I'm already drafting plans for a larger version, one without the kinks and disappointments of this first guinea pig. it won't take too much modifying, I hope, to accommodate a whole yearful of chubby calendar months. once I perfect the design, next will be to mass produce them.

Tuesday, May 5

zebras. tigers.


there is the question of why the title of this little blog is fear, anger, and doubt. it is a rather depressing set of nouns.

at the very bottom of this page, my title gets expanded into fear for all the things i can't yet do, doubt for all the things i don't yet know, and anger enough to make something of it. these emotions overlap and blend into one another so much that I'm not sure my simplistic explanation there makes much sense. back in university these were feelings I grappled with all the time. something about learning things brings out this beautiful coat of stripes: complete inadequacy up against perilously infinite opportunities.

I've thought about changing the title. I don't really need to... but I am not in the same place I was back then. the stripes have faded.

pondering graduate school and watching friends writhe in the grasping fist of the end of their semesters has brought back vague memories. of course formal education is not the only place to learn stuff, nor to face the chasms of one's own ignorance. the fear, anger, and doubt can come from everywhere. I keep the title because they are emotions I need to accept and face and recognize. if they are my enemies, I want them close.

it is in facing and fighting these shadows that I find their opposites, after all. I cannot enjoy any peace or courage or faith if I do not also taste the fear and chaos. I need them all. fear for all the things I don't yet know and anger for all the things I can't yet do, and also doubt for all the things I can't yet do and fear to drive me out of myself to do them anyway. I can't get away from these things. I must learn to use them.

Sunday, May 3


i have a lot of these. someone think up something brilliant for me to do with them.

Saturday, May 2

curtains vs. drapes

I need a place. not that I mind sharing. it's just hard to think for yourself with so much other stuff in the way.

trussed chickens

I got a new desk.

slotted in among old copies of unloved software at the bottom of the old desk's drawers, I found my old Straylight Run album. I have been looking for it for months. having read Neuromancer, I can now taste the warm caramel sauce of trivial satisfaction on top of Straylight's lovely music, because now I know exactly where they got their name.

back when I had a job, I quoted the lyrics of Dignity and Money and pondered the demands life is always making of us.

thinking about that job today, I recognize levels on which I could have been more invested, could have cared a bit more, could have adopted the same passion my employers had for their many enterprises.
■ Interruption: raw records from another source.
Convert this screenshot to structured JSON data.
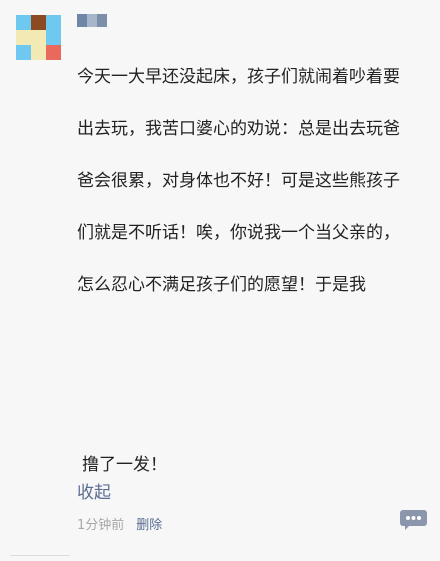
{
  "avatar": {
    "colors": [
      "#6ec8ef",
      "#8b4a22",
      "#6ec8ef",
      "#f3e9b4",
      "#f3e9b4",
      "#6ec8ef",
      "#6ec8ef",
      "#f3e9b4",
      "#e96a5c"
    ]
  },
  "username_blur_colors": [
    "#6f86a6",
    "#a6b7cc",
    "#7d8fa8"
  ],
  "post": {
    "lines": [
      "今天一大早还没起床，孩子们就闹着吵着要",
      "出去玩，我苦口婆心的劝说：总是出去玩爸",
      "爸会很累，对身体也不好！可是这些熊孩子",
      "们就是不听话！唉，你说我一个当父亲的，",
      "怎么忍心不满足孩子们的愿望！于是我"
    ],
    "punchline": "撸了一发！",
    "collapse_label": "收起"
  },
  "meta": {
    "time": "1分钟前",
    "delete_label": "删除"
  },
  "colors": {
    "link": "#5a6d92",
    "text": "#222222",
    "meta": "#a8a8a8",
    "comment_button": "#8b95ab"
  },
  "icons": {
    "comment": "comment-dots-icon"
  }
}
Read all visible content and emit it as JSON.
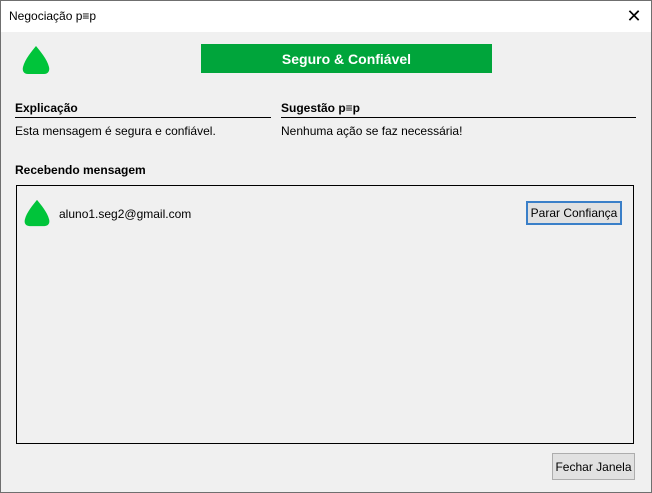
{
  "window": {
    "title": "Negociação p≡p",
    "close_glyph": "✕"
  },
  "header": {
    "status_icon": "shield-green-icon",
    "status_label": "Seguro & Confiável",
    "status_color": "#00a53b"
  },
  "explanation": {
    "heading": "Explicação",
    "text": "Esta mensagem é segura e confiável."
  },
  "suggestion": {
    "heading": "Sugestão p≡p",
    "text": "Nenhuma ação se faz necessária!"
  },
  "receiving": {
    "heading": "Recebendo mensagem",
    "contacts": [
      {
        "email": "aluno1.seg2@gmail.com",
        "icon": "shield-green-icon",
        "action_label": "Parar Confiança"
      }
    ]
  },
  "footer": {
    "close_label": "Fechar Janela"
  }
}
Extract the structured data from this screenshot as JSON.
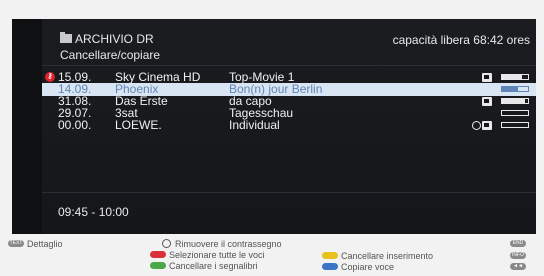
{
  "header": {
    "archive_title": "ARCHIVIO DR",
    "subtitle": "Cancellare/copiare",
    "free_space": "capacità libera 68:42 ores"
  },
  "rows": [
    {
      "date": "15.09.",
      "channel": "Sky Cinema HD",
      "title": "Top-Movie 1",
      "selected": false,
      "locked": true,
      "progress": 0.75
    },
    {
      "date": "14.09.",
      "channel": "Phoenix",
      "title": "Bon(n) jour Berlin",
      "selected": true,
      "locked": false,
      "progress": 0.6
    },
    {
      "date": "31.08.",
      "channel": "Das Erste",
      "title": "da capo",
      "selected": false,
      "locked": false,
      "progress": 0.9
    },
    {
      "date": "29.07.",
      "channel": "3sat",
      "title": "Tagesschau",
      "selected": false,
      "locked": false,
      "progress": 0.0
    },
    {
      "date": "00.00.",
      "channel": "LOEWE.",
      "title": "Individual",
      "selected": false,
      "locked": false,
      "progress": 0.0
    }
  ],
  "time_range": "09:45 - 10:00",
  "legend": {
    "text_key": "TEXT",
    "detail": "Dettaglio",
    "remove_mark": "Rimuovere il contrassegno",
    "select_all": "Selezionare tutte le voci",
    "delete_bookmarks": "Cancellare i segnalibri",
    "delete_entry": "Cancellare inserimento",
    "copy_entry": "Copiare voce",
    "end_key": "END",
    "info_key": "INFO",
    "back_key": "◄◄"
  }
}
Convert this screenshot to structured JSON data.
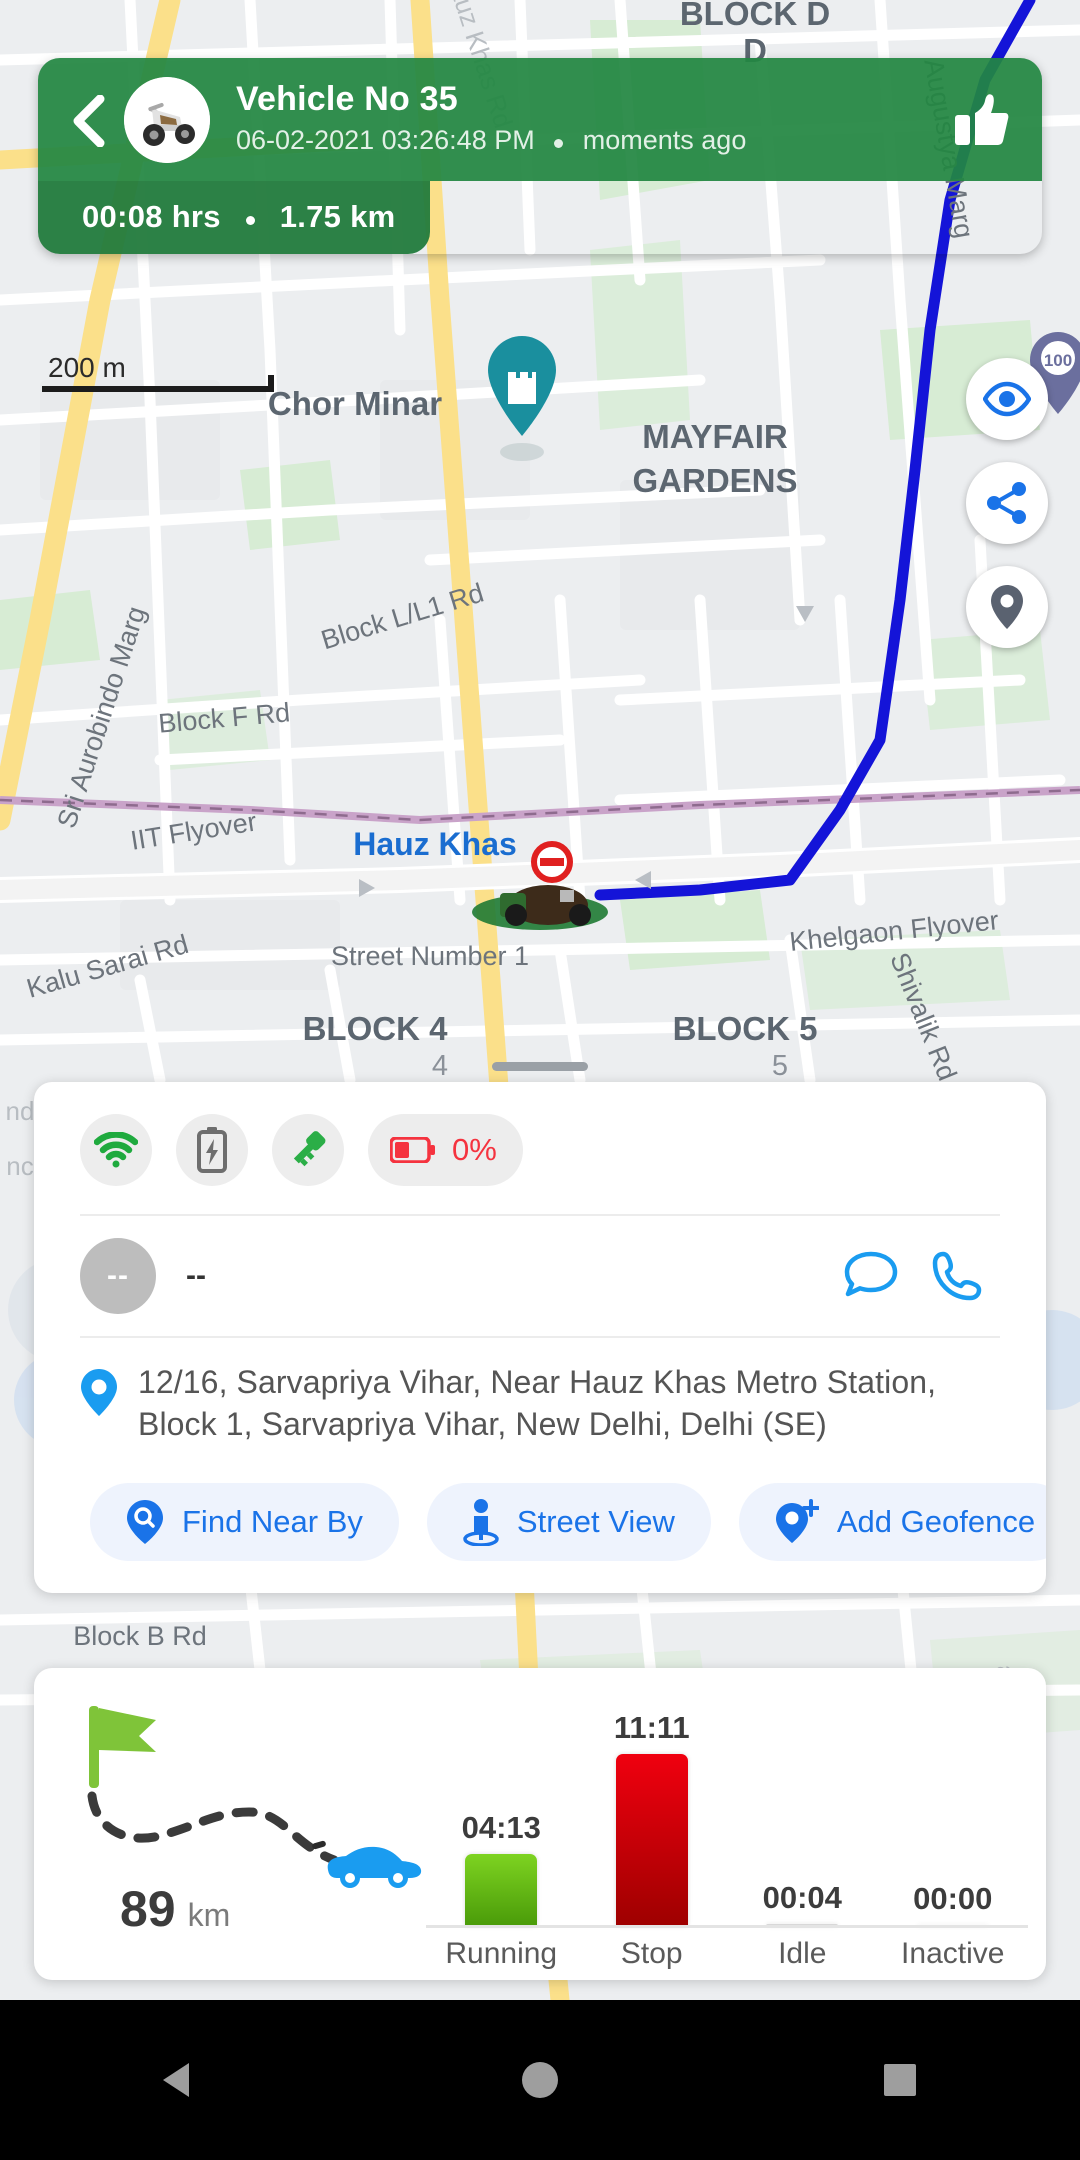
{
  "header": {
    "back_icon": "chevron-left-icon",
    "avatar_icon": "scooter-avatar",
    "vehicle_name": "Vehicle No 35",
    "timestamp": "06-02-2021 03:26:48 PM",
    "relative_time": "moments ago",
    "thumbs_icon": "thumbs-up-icon",
    "duration": "00:08 hrs",
    "distance": "1.75 km",
    "bg_color": "#228642"
  },
  "map": {
    "scale_label": "200 m",
    "fabs": [
      {
        "name": "eye-icon",
        "label": "Visibility"
      },
      {
        "name": "share-icon",
        "label": "Share"
      },
      {
        "name": "location-pin-icon",
        "label": "Location"
      }
    ],
    "labels": [
      "BLOCK D",
      "MAYFAIR",
      "GARDENS",
      "Chor Minar",
      "Hauz Khas",
      "Block L/L1 Rd",
      "Block F Rd",
      "IIT Flyover",
      "Sri Aurobindo Marg",
      "Kalu Sarai Rd",
      "Street Number 1",
      "BLOCK 4",
      "BLOCK 5",
      "Khelgaon Flyover",
      "Augustya Marg",
      "Shivalik Rd",
      "Block B Rd",
      "Hauz Khas Rd"
    ],
    "route_color": "#1414d8",
    "marker_icon": "vehicle-marker"
  },
  "info_card": {
    "status_icons": [
      {
        "name": "wifi-icon",
        "state": "green"
      },
      {
        "name": "battery-charging-icon",
        "state": "gray"
      },
      {
        "name": "key-icon",
        "state": "green"
      },
      {
        "name": "battery-low-icon",
        "state": "red"
      }
    ],
    "battery_percent": "0%",
    "driver": {
      "avatar_initials": "--",
      "name": "--",
      "chat_icon": "chat-bubble-icon",
      "call_icon": "phone-icon"
    },
    "address_icon": "map-pin-icon",
    "address": "12/16, Sarvapriya Vihar, Near Hauz Khas Metro Station, Block 1, Sarvapriya Vihar, New Delhi, Delhi (SE)",
    "actions": [
      {
        "label": "Find Near By",
        "icon": "search-pin-icon"
      },
      {
        "label": "Street View",
        "icon": "pegman-icon"
      },
      {
        "label": "Add Geofence",
        "icon": "add-geofence-icon"
      }
    ],
    "accent_color": "#1a73e8"
  },
  "chart_data": {
    "type": "bar",
    "title": "",
    "categories": [
      "Running",
      "Stop",
      "Idle",
      "Inactive"
    ],
    "value_labels": [
      "04:13",
      "11:11",
      "00:04",
      "00:00"
    ],
    "values": [
      4.217,
      11.183,
      0.067,
      0
    ],
    "units": "hh:mm",
    "colors": [
      "#6dbd18",
      "#c40000",
      "#9e9e9e",
      "#9e9e9e"
    ],
    "xlabel": "",
    "ylabel": "",
    "ylim": [
      0,
      11.183
    ],
    "grid": false,
    "legend": "none",
    "summary": {
      "distance_value": "89",
      "distance_unit": "km",
      "start_icon": "green-flag-icon",
      "end_icon": "car-icon",
      "path_style": "dashed"
    }
  },
  "navbar": {
    "back": "back-triangle-icon",
    "home": "home-circle-icon",
    "recents": "recents-square-icon"
  }
}
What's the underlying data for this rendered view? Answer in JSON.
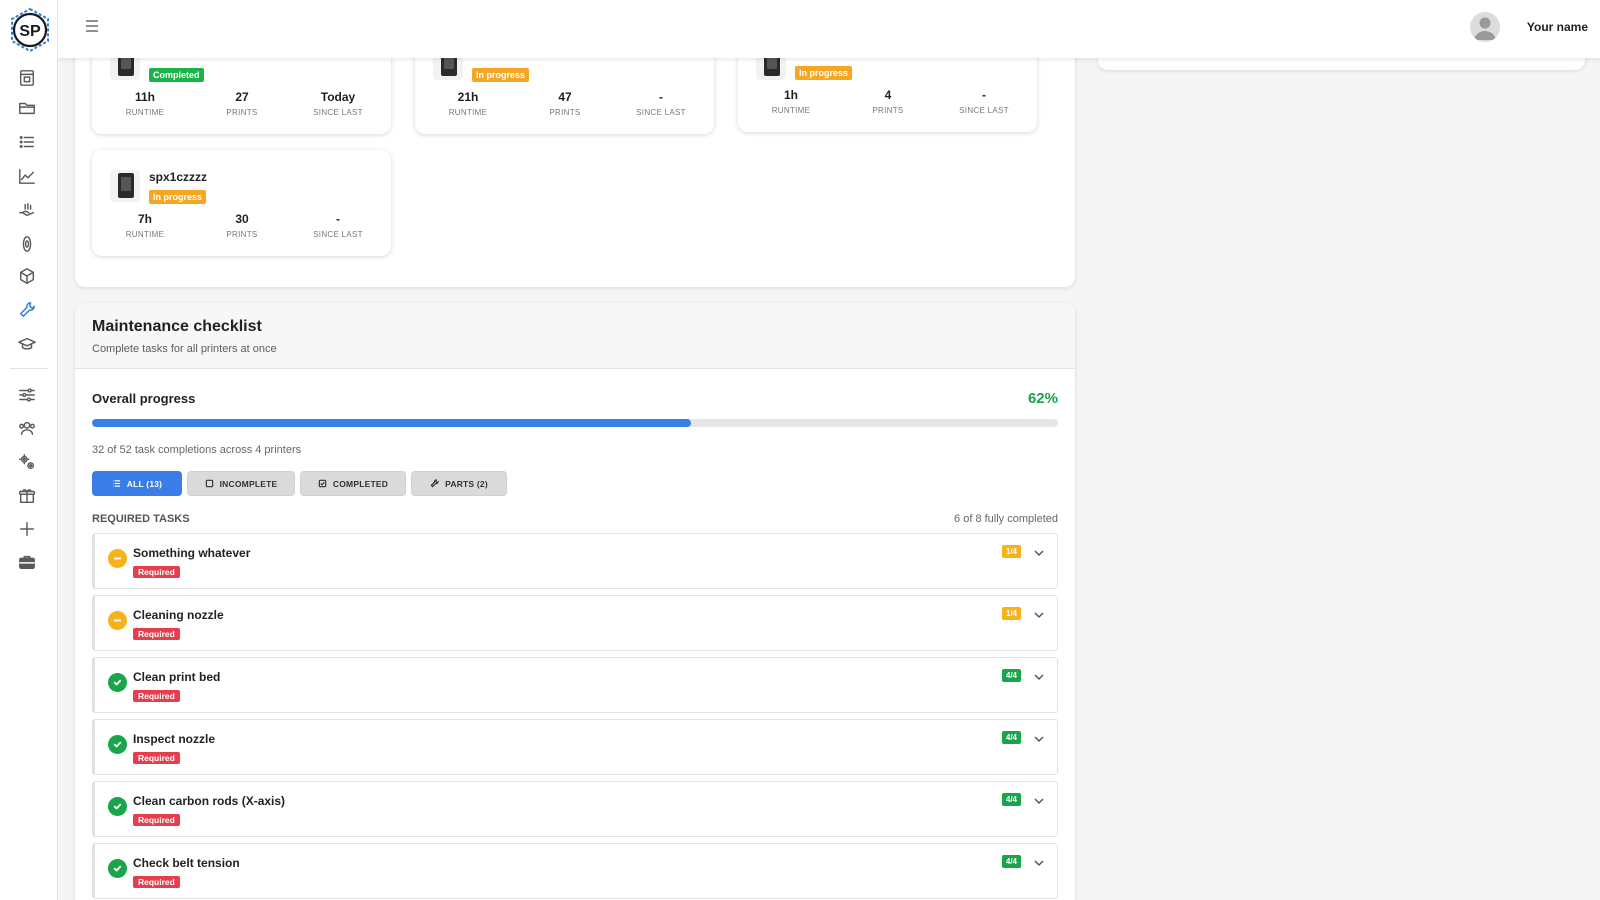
{
  "brand": {
    "logo_text": "SP",
    "accent": "#2d7fd3"
  },
  "sidebar": {
    "items": [
      {
        "icon": "printer-icon"
      },
      {
        "icon": "folder-icon"
      },
      {
        "icon": "list-icon"
      },
      {
        "icon": "chart-icon"
      },
      {
        "icon": "hand-icon"
      },
      {
        "icon": "filament-icon"
      },
      {
        "icon": "cube-icon"
      },
      {
        "icon": "wrench-icon",
        "active": true
      },
      {
        "icon": "graduation-cap-icon"
      },
      {
        "icon": "sliders-icon"
      },
      {
        "icon": "users-icon"
      },
      {
        "icon": "gears-icon"
      },
      {
        "icon": "gift-icon"
      },
      {
        "icon": "plus-icon"
      },
      {
        "icon": "briefcase-icon"
      }
    ]
  },
  "topbar": {
    "user_name": "Your name"
  },
  "printers": [
    {
      "name": "",
      "status": "Completed",
      "runtime": "11h",
      "prints": "27",
      "since_last": "Today"
    },
    {
      "name": "",
      "status": "In progress",
      "runtime": "21h",
      "prints": "47",
      "since_last": "-"
    },
    {
      "name": "",
      "status": "In progress",
      "runtime": "1h",
      "prints": "4",
      "since_last": "-"
    },
    {
      "name": "spx1czzzz",
      "status": "In progress",
      "runtime": "7h",
      "prints": "30",
      "since_last": "-"
    }
  ],
  "stat_labels": {
    "runtime": "RUNTIME",
    "prints": "PRINTS",
    "since_last": "SINCE LAST"
  },
  "checklist": {
    "title": "Maintenance checklist",
    "subtitle": "Complete tasks for all printers at once",
    "overall_label": "Overall progress",
    "overall_pct": "62%",
    "progress_fraction": 0.62,
    "summary": "32 of 52 task completions across 4 printers",
    "filters": [
      {
        "label": "ALL (13)",
        "active": true
      },
      {
        "label": "INCOMPLETE",
        "active": false
      },
      {
        "label": "COMPLETED",
        "active": false
      },
      {
        "label": "PARTS (2)",
        "active": false
      }
    ],
    "required_label": "REQUIRED TASKS",
    "required_count": "6 of 8 fully completed",
    "tasks": [
      {
        "name": "Something whatever",
        "tag": "Required",
        "count": "1/4",
        "state": "partial"
      },
      {
        "name": "Cleaning nozzle",
        "tag": "Required",
        "count": "1/4",
        "state": "partial"
      },
      {
        "name": "Clean print bed",
        "tag": "Required",
        "count": "4/4",
        "state": "done"
      },
      {
        "name": "Inspect nozzle",
        "tag": "Required",
        "count": "4/4",
        "state": "done"
      },
      {
        "name": "Clean carbon rods (X-axis)",
        "tag": "Required",
        "count": "4/4",
        "state": "done"
      },
      {
        "name": "Check belt tension",
        "tag": "Required",
        "count": "4/4",
        "state": "done"
      }
    ]
  },
  "colors": {
    "completed": "#19b34a",
    "in_progress": "#f5a623",
    "required": "#e53e4d",
    "progress_blue": "#3a7de6",
    "progress_green_text": "#19a14a"
  }
}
I never have been very good at caring about things.

one rather famous cartoonist/marketing blogger guy once said, 'the market for something to believe in is infinite.' that makes it sound like it should be so easy to sell belief--to dress it up all shiny and sleek and labeled, with convenient price tags and bar codes dangling fashionably from its neck.

but he didn't say something worth believing in. he just said something. and we do offer up our faith in all sorts of things. it's so easy to trust. almost magic, the way we walk every day over an invisible common ground of trust, without thinking much of it. and on top of it there are all the strings of hope we tie to this tool or that accessory, all the paper chains of wishful expectation about this event or that experience. we are all so full of desire.

so a company wants to sell something people can believe in. to do that they need some salesmen to believe in it too. failing that, they might settle for salesmen capable of convincing others to believe, without having to believe in it themselves. such cognitive dissonance comes just as easy as believing.

but we want to believe and we want people to believe in us. why doesn't it always happen like that? cue up that Straylight Run song again...

there is a price for all this faith. even if our hypothetical company is trying to sell something worth believing in, and even if it is run by honest and passionate people, what creeps in is the need for money. money to feed the family. money to pay the bills. money to hire employees. money for advertising. money climbs up to the top of the list.

wanting things cannot take the place of needing things. believing in things cannot take the place of needing things. so our ideas get strung up with price tags. our greatest ambitions are slaughtered by some very sharp and nonnegotiable demands. but it's okay. they grow back. really.